Intitolato questa mattina ad Alessandro Rimini, l’architetto che progettò e diresse i lavori del Cardarelli, il viale centrale dell’ospedale. A scoprire la stele commemorativa il direttore generale Antonio d’Amore insieme alla figlia Liliana, che da bambina prese parte alle prime fasi dei lavori insieme alla mamma Olga. Subito dopo il convegno al Salone Moriello dal titolo “Memoria e Futuro – La salute, un diritto di tutti”, moderato dal giornalista Dario Del Porto, con Fausto De Michele direttore del Dipartimento integrato oncoematologico e toraco-polmonare del Cardarelli; Paolo Ferrara Schick consigliere della Comunità Ebraica di Napoli; Vincenzo Cuccurullo presidente del Corso di Laurea in Tecniche di Radiologia Medica; Paolo Esposito presidente Ordine dei Fisioterapisti; Teresa Rea presidente Ordine delle Professioni Infermieristiche e i direttori della Didattica professionale del Cardarelli Dina La Porta, Francesco Vitiello e Massimo Silva. Presenti 200 studenti dei corsi di laurea in professioni sanitarie per la contestuale apertura dell’anno accademico. Due allievi, un infermiere e un tecno di laboratorio biomedico, hanno letto al podio per l’occasione l’art. 32 della Costituzione. All’evento ha anche partecipato una delegazione di medici cinesi protagonisti di un progetto internazionale di osservazione clinica da agosto scorso.

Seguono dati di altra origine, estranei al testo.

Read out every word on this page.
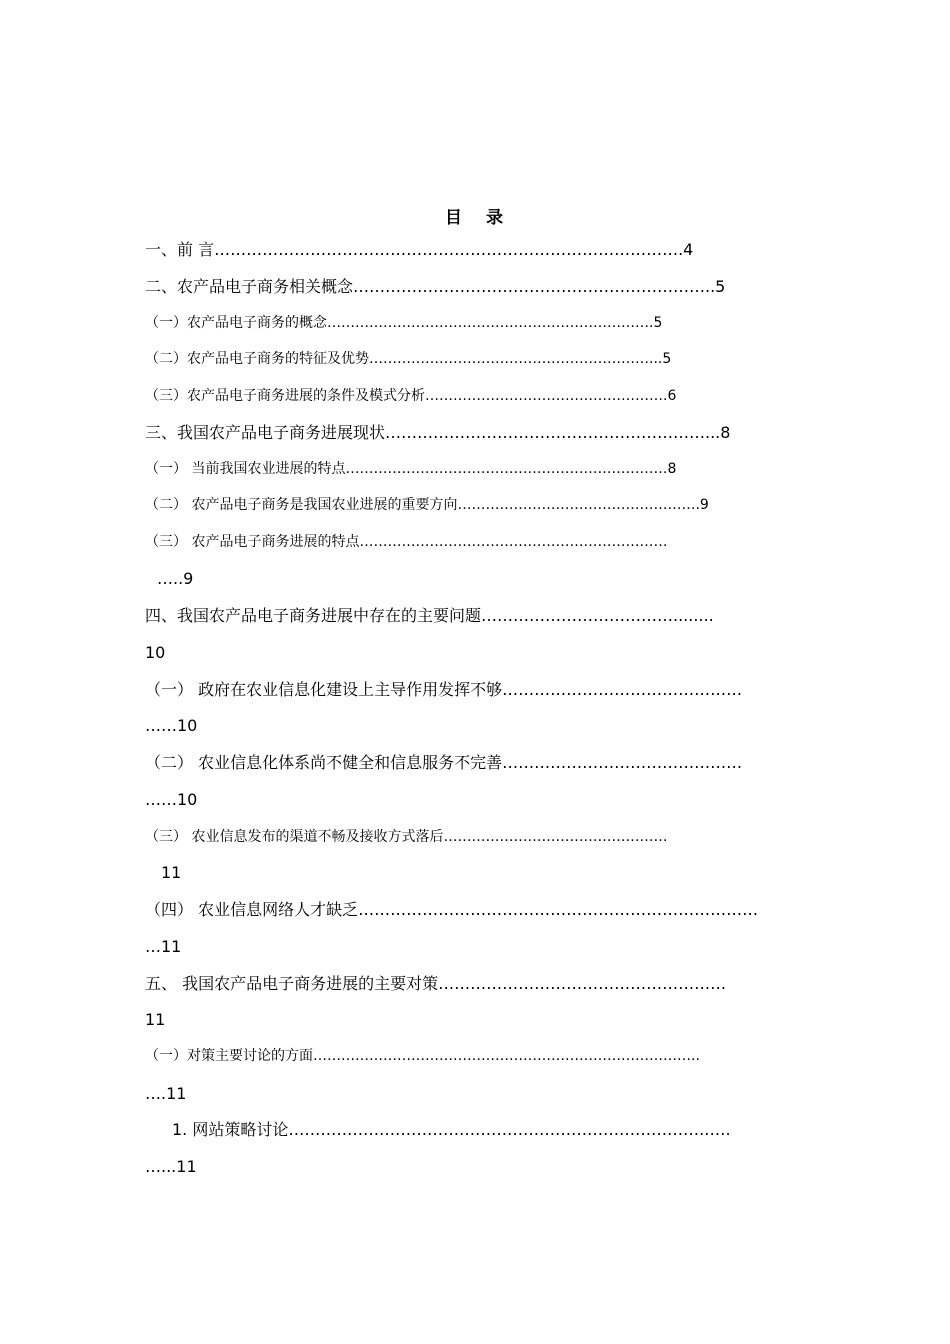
目 录
一、前 言…………………………………………………………………………….4
二、农产品电子商务相关概念…………………………………………………………..5
（一）农产品电子商务的概念…………………………………………………………….5
（二）农产品电子商务的特征及优势……………………………………………………...5
（三）农产品电子商务进展的条件及模式分析…………………………………………….6
三、我国农产品电子商务进展现状……………………………………………………...8
（一） 当前我国农业进展的特点……………………………………………………………8
（二） 农产品电子商务是我国农业进展的重要方向…………………………………………….9
（三） 农产品电子商务进展的特点…………………………………………………………
…..9
四、我国农产品电子商务进展中存在的主要问题………………………………........
10
（一） 政府在农业信息化建设上主导作用发挥不够………………………………………
……10
（二） 农业信息化体系尚不健全和信息服务不完善………………………………………
……10
（三） 农业信息发布的渠道不畅及接收方式落后…………………………………………
11
（四） 农业信息网络人才缺乏…………………………………………………………………
…11
五、 我国农产品电子商务进展的主要对策………………………………………………
11
（一）对策主要讨论的方面………………………………………………………………………..
….11
1. 网站策略讨论…………………………………………………………………….….
…...11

Ad aprire i lavori il direttore generale Antonio d’Amore che ha dichiarato: “L’intitolazione del viale centrale del Cardarelli ad Alessandro Rimini rientra in un percorso che l’ospedale ha intrapreso e che ha scelto di chiamare ‘Memoria e futuro’, perché molto del nostro quotidiano deve essere basato sulla memoria. Spesso non ricordiamo ciò che abbiamo fatto e quello che siamo: basti pensare al Covid. La pandemia sembra che sia qualcosa di passato o, peggio ancora, che non sia mai esistita, invece è proprio la memoria di eventi cosi che dovrebbe insegnarci ad essere migliori e a far rifiorire quelle che sono grandi opere del territorio come il Cardarelli. L’architetto Rimini è stato un uomo di ingegno, grande professionista, ma anche una persona colpita dalle disuguaglianze, che ha saputo superare con tenacia. Il nostro ospedale si basa su un pilastro della società: il sistema sanitario nazionale. Il Cardarelli cura tutti, dal più povero al più ricco, qui non ci sono discriminazioni. E di questo noi dobbiamo tenere memoria”.
“Sono qui come pezzo di memoria storica, perché ho visto posare la prima pietra di questo ospedale“, ha esordito Liliana Rimini. “E siccome oggi ci sono tanti giovani in sala, io vorrei che facessero il loro lavoro in sanità con passione, perché con la passione si ottengono molte soddisfazioni”. Di qui la Rimini ha ricordato la storia del suo papà e l’esperienza napoletana. “E’ stato un lavoro enorme, che ha avuto bisogno di 700 operai. Mattina, sera e notte mio padre era sempre in cantiere. E io, che ero una bambina di due-tre anni, chiacchieravo spesso con tutti gli operai, che erano molto carini con me. Il Cardarelli è stato il mio asilo. Questo mi ha fatto maturare molto, l’idea del lavoro che va fatto bene e curato nei minimi particolari è una cosa che ho imparato a Napoli e che per tutta la vita ho cercato di seguire”. Quindi Liliana Rimini ha concluso: “Tornare al Cardarelli è una grande emozione, sono molto commossa e grata per l’accoglienza. Ringrazio tutti coloro che hanno voluto questa intitolazione e ci vediamo per i cent’anni del Cardarelli, perché no. Chi lo sa… Dipende solo dalla medicina”.